Dans le domaine social, la résilience communautaire s’intéresse au groupe et au collectif plus qu’à l’individu isolé, pour la capacité d’un système social à « rebondir » après une perturbation, par exemple pour la résilience à une catastrophe naturelle ou technologique ou dans le cadre de l’adaptation au changement climatique. C’est une vision « réactive » de la résilience.

Or, le plus souvent, quand les journalistes ou les auteurs empruntent ce terme de résilience, c’est dans une démarche d’anticipation, « proactive », de préparation à des événements climatiques, économiques et sociétaux. C’est aussi le cas des collapsologues qui souhaitent nous préparer à ces risques d’effondrements environnementaux et sociétaux, de nature systémique.

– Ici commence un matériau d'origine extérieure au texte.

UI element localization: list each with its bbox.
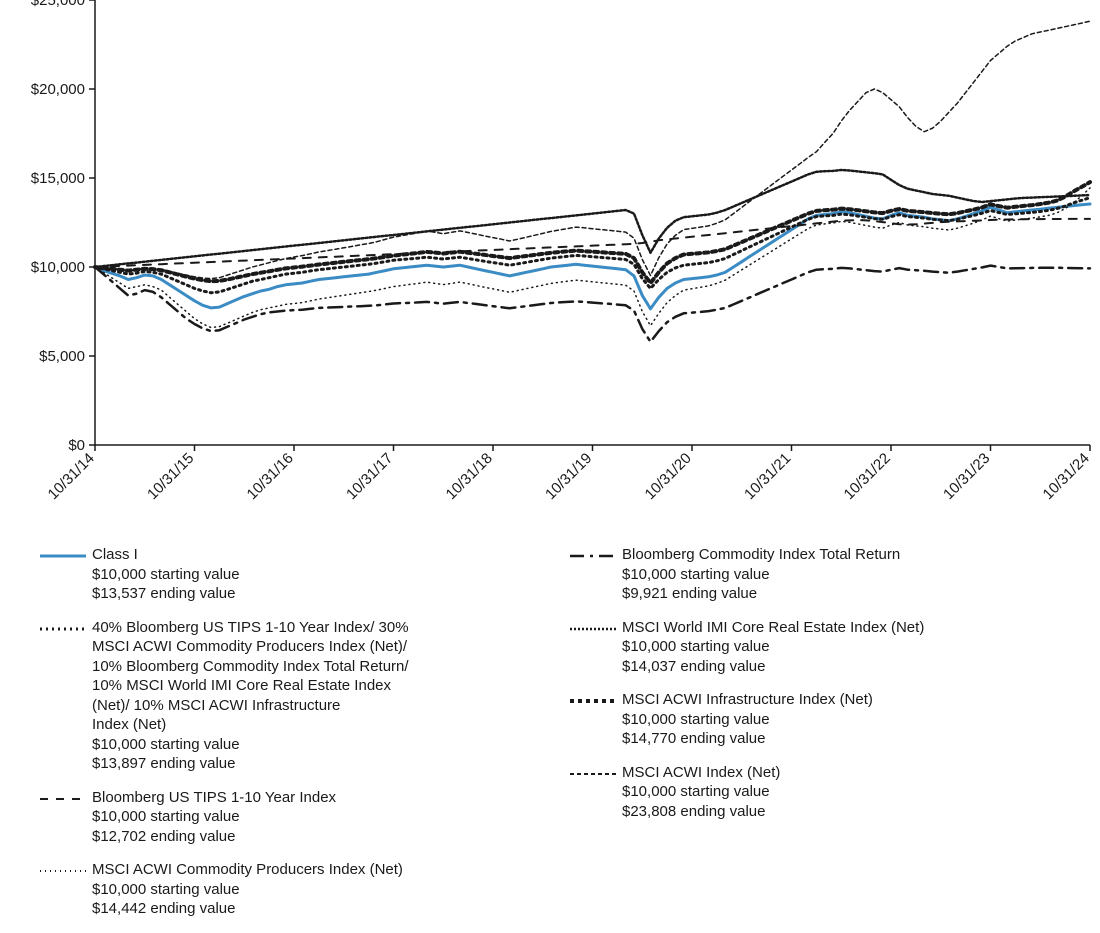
series-infrastructure — [95, 182, 1090, 283]
svg-text:10/31/24: 10/31/24 — [1040, 450, 1093, 503]
legend-swatch — [40, 792, 86, 806]
svg-text:$0: $0 — [68, 437, 85, 454]
svg-text:10/31/14: 10/31/14 — [45, 450, 98, 503]
svg-text:10/31/18: 10/31/18 — [443, 450, 496, 503]
growth-chart: $0 $5,000 $10,000 $15,000 $20,000 $25,000 10/3… — [0, 0, 1100, 540]
legend-item-infrastructure: MSCI ACWI Infrastructure Index (Net)$10,… — [570, 690, 1070, 749]
svg-text:10/31/23: 10/31/23 — [940, 450, 993, 503]
svg-text:$15,000: $15,000 — [31, 170, 85, 187]
legend-swatch — [570, 767, 616, 781]
legend-swatch — [570, 622, 616, 636]
legend-item-acwi: MSCI ACWI Index (Net)$10,000 starting va… — [570, 763, 1070, 822]
series-tips — [95, 219, 1090, 267]
legend-text: Bloomberg Commodity Index Total Return$1… — [622, 545, 900, 604]
legend-text: MSCI ACWI Index (Net)$10,000 starting va… — [622, 763, 780, 822]
svg-text:10/31/21: 10/31/21 — [741, 450, 794, 503]
legend-text: MSCI World IMI Core Real Estate Index (N… — [622, 618, 924, 677]
legend-item-real_estate: MSCI World IMI Core Real Estate Index (N… — [570, 618, 1070, 677]
svg-text:10/31/20: 10/31/20 — [642, 450, 695, 503]
svg-text:$25,000: $25,000 — [31, 0, 85, 9]
legend-item-class_i: Class I$10,000 starting value$13,537 end… — [40, 545, 560, 604]
legend-swatch — [570, 549, 616, 563]
series-commodity_producers — [95, 188, 1090, 328]
legend-swatch — [570, 694, 616, 708]
legend-swatch — [40, 622, 86, 636]
legend-text: Bloomberg US TIPS 1-10 Year Index$10,000… — [92, 788, 336, 847]
legend-text: MSCI ACWI Infrastructure Index (Net)$10,… — [622, 690, 873, 749]
series-acwi — [95, 21, 1090, 278]
legend-swatch — [40, 864, 86, 878]
legend-item-commodity_producers: MSCI ACWI Commodity Producers Index (Net… — [40, 860, 560, 919]
svg-text:10/31/16: 10/31/16 — [244, 450, 297, 503]
legend-item-bloomberg_commodity: Bloomberg Commodity Index Total Return$1… — [570, 545, 1070, 604]
svg-text:10/31/22: 10/31/22 — [841, 450, 894, 503]
legend-text: Class I$10,000 starting value$13,537 end… — [92, 545, 240, 604]
legend-item-tips: Bloomberg US TIPS 1-10 Year Index$10,000… — [40, 788, 560, 847]
legend-text: 40% Bloomberg US TIPS 1-10 Year Index/ 3… — [92, 618, 409, 774]
svg-text:$10,000: $10,000 — [31, 259, 85, 276]
legend-item-blended: 40% Bloomberg US TIPS 1-10 Year Index/ 3… — [40, 618, 560, 774]
svg-text:10/31/19: 10/31/19 — [542, 450, 595, 503]
svg-text:$20,000: $20,000 — [31, 81, 85, 98]
svg-text:10/31/15: 10/31/15 — [144, 450, 197, 503]
svg-text:$5,000: $5,000 — [39, 348, 85, 365]
legend-text: MSCI ACWI Commodity Producers Index (Net… — [92, 860, 403, 919]
svg-text:10/31/17: 10/31/17 — [343, 450, 396, 503]
legend-swatch — [40, 549, 86, 563]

Nous avons connu dans notre histoire plusieurs effondrements de civilisations, souvent limités à une zone géographique. Depuis une vingtaine d’années, ce risque de collapse mondial est porté par divers théoriciens tels que Hubert Reeves (astrophysicien), Yves Cochet (politique écologiste), Pablo Sevigne (auteur), Aurélien Barau (astrophysicien) ou Fred Vargas (chercheuse et auteure), chacun avec ses conseils pour se préparer, pour théoriser une résilience sociétale.

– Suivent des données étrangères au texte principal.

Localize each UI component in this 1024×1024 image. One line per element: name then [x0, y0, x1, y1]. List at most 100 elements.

A l’échelle de l’habitat, la résilience se propose d’anticiper toutes les catastrophes à venir, en s’isolant de tout risque, avec des solutions low tech pour se rendre autonome vis à vis de l’énergie, de l’eau, de l’alimentation, et en minimisant ses déchets. On combine alors les notions de sobriété et d’autonomie.

Les plus extrémistes (les survivalistes) eux, vont plus loin en se préparant à vivre en autarcie, sans prendre en compte les notions d’impact environnemental, en stockant de la nourriture et des armes, en construisant des abris antiatomiques, ou en apprenant certaines techniques de bushcraft afin de s’abriter, se réchauffer, avoir de l’eau potable et se nourrir en milieu sauvage ou hostile (chasse, cueillette, production de feu).

A noter qu’il existe un indice de résilience climatique qui permet d’évaluer la capacité d’un pays à se préparer aux risques climatiques et politiques et à la lutte contre la corruption. La France se classe au 16ème rang sur 130 pays avec un indice de 89,4. Il y a encore des progrès à faire !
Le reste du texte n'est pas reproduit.